Key Features Of India’s New Education Policy 2020

Key Features Of India’s New Education Policy 2020

Written by Pierre Noronha

Born and raised in Mumbai, Pierre Noronha thought that he was destined to be a Chartered Accountant, but all that changed when he discovered his love for writing. Taking this new found passion forward, he started working as a content writer for UniAcco.

On 29th July 2020, the Union Cabinet approved the New Education Policy (NEP) 2020. While the NEP has always existed, having been introduced in 1986 and later revised in 1992, the new NEP 2020 comes with significant changes and reforms that are poised to transform the Indian education landscape forever. 

This landmark move will not only change the way a student studies but also the way exams are conducted. One of the most welcome moves of the NEP 2020 is the freedom students have in choosing their subjects in school and colleges. Many industry experts believe that giving students the freedom to choose their own subjects in school and college will ultimately result in generating a highly employable workforce, something the Indian economy is in dire need of. 

The only question is, will the New Education Policy 2020 be implemented in a meaningful way?

Amit Singh, the Founder and CEO of UniAcco, says, “I think the New Education Policy 2020 was a long time coming. The Government has made it very clear that it wants to upgrade the country’s education system and I believe that by welcoming foreign universities to India, the education standards in the country will drastically improve. Indian institutes will face stiff competition from these foreign universities and this will inevitably propel Indian universities to be on par with their foreign counterparts in the coming years. This is the much-needed push our IIMs and IITs need to break into the top 100 universities in the world”.
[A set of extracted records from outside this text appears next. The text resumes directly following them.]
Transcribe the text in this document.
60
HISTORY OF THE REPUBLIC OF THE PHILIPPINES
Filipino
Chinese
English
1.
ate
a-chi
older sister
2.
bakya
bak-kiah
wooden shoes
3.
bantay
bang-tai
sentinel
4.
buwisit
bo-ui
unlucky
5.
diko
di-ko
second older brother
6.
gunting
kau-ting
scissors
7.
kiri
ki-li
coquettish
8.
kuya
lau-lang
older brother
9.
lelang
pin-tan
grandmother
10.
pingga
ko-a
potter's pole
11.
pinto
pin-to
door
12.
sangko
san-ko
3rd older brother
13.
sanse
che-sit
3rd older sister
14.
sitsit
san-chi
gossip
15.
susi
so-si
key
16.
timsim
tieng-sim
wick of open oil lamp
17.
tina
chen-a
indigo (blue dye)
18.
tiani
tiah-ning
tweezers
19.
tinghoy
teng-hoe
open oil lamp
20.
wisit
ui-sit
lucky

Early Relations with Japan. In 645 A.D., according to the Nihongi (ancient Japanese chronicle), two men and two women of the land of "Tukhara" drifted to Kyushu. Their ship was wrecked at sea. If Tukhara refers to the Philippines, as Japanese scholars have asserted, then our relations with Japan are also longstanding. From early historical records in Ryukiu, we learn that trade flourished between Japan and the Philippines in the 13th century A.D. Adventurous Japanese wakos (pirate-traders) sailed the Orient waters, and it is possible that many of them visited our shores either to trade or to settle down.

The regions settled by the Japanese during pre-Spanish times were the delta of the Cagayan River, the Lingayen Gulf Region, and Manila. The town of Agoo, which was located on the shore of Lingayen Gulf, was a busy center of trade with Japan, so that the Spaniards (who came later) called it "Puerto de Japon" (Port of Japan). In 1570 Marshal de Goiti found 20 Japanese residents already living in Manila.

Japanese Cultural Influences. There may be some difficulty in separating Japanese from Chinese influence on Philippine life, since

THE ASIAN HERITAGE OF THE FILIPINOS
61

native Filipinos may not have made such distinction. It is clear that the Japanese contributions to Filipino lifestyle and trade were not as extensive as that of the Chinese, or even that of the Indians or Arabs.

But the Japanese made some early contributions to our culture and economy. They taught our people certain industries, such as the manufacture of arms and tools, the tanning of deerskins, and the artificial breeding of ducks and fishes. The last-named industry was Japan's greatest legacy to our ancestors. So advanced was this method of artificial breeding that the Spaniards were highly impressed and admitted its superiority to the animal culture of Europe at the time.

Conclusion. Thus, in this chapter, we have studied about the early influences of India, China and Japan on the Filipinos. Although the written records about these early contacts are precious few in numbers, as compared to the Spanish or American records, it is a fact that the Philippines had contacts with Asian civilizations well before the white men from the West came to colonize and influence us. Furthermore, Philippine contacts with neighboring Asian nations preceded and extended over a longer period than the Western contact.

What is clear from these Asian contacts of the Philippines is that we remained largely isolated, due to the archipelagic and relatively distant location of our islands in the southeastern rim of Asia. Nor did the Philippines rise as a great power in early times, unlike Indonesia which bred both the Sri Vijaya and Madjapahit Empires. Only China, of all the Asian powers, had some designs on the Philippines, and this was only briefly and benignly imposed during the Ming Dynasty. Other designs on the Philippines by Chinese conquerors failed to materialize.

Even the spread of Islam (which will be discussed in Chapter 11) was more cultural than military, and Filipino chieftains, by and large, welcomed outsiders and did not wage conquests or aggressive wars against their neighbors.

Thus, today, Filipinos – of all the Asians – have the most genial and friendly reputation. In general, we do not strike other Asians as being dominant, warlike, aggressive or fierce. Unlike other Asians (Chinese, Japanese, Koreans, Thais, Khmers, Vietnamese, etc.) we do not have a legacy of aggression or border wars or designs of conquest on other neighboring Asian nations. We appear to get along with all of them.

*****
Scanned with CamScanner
He continues, “By welcoming foreign universities to India, we’re sustaining high talent in the country as students don’t have to move out to pursue education. Talented Indian students have long been frustrated by the rigidity of rote learning and as a result, moved to other counties where application-based learning is emphasised”.

Indeed, the New Education Policy promises to retain students in India. By introducing learning based on the application of core concepts, and developing skills from grade 6 onwards, every child will have at least one skill at the end of school education. The emphasis on multidisciplinary education and flexibility of subjects is interesting and will help in broad basing the thinking for the next generation.
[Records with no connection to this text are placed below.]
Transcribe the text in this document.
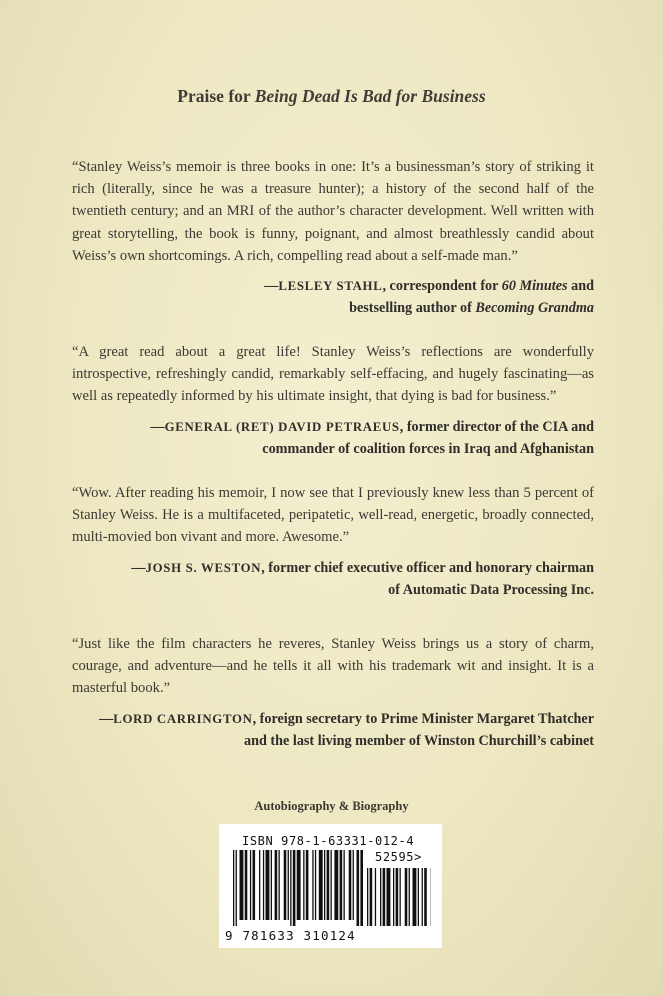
Praise for Being Dead Is Bad for Business

“Stanley Weiss’s memoir is three books in one: It’s a businessman’s story of striking it rich (literally, since he was a treasure hunter); a history of the second half of the twentieth century; and an MRI of the author’s character development. Well written with great storytelling, the book is funny, poignant, and almost breathlessly candid about Weiss’s own shortcomings. A rich, compelling read about a self-made man.”

—LESLEY STAHL, correspondent for 60 Minutes and
bestselling author of Becoming Grandma

“A great read about a great life! Stanley Weiss’s reflections are wonderfully introspective, refreshingly candid, remarkably self-effacing, and hugely fascinating—as well as repeatedly informed by his ultimate insight, that dying is bad for business.”

—GENERAL (RET) DAVID PETRAEUS, former director of the CIA and
commander of coalition forces in Iraq and Afghanistan

“Wow. After reading his memoir, I now see that I previously knew less than 5 percent of Stanley Weiss. He is a multifaceted, peripatetic, well-read, energetic, broadly connected, multi-movied bon vivant and more. Awesome.”

—JOSH S. WESTON, former chief executive officer and honorary chairman
of Automatic Data Processing Inc.

“Just like the film characters he reveres, Stanley Weiss brings us a story of charm, courage, and adventure—and he tells it all with his trademark wit and insight. It is a masterful book.”

—LORD CARRINGTON, foreign secretary to Prime Minister Margaret Thatcher
and the last living member of Winston Churchill’s cabinet

Autobiography & Biography
ISBN 978-1-63331-012-4
52595>
9 781633 310124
Sayantan Biswas, the Co-Founder of UniAcco, says, “The New Education Policy 2020 brings about some massive changes to the current education system in the country. The new policies and reforms are in tandem with other fast-developing nations in Asia. I wish I could have gone through such a system. Who wouldn’t want to choose their own subjects while at school? The focus on multidisciplinary institutions, light government regulation, and creating equivalence of vocational and academic streams are welcome. I’m looking forward to a new wave of highly employable students”. 

The New Education Policy 2020 does show similarities with the current education systems in other developed countries. The most seismic change in the New Education Policy 2020 is the new pedagogical structure of a 5+3+3+4 system, that is in line with international education standards. This structure will enable students to enrol themselves in vocational education from class 6 onwards. With the traditional school curriculum being reduced to core-subjects only, students will have time to pursue vocational courses like coding from class 6.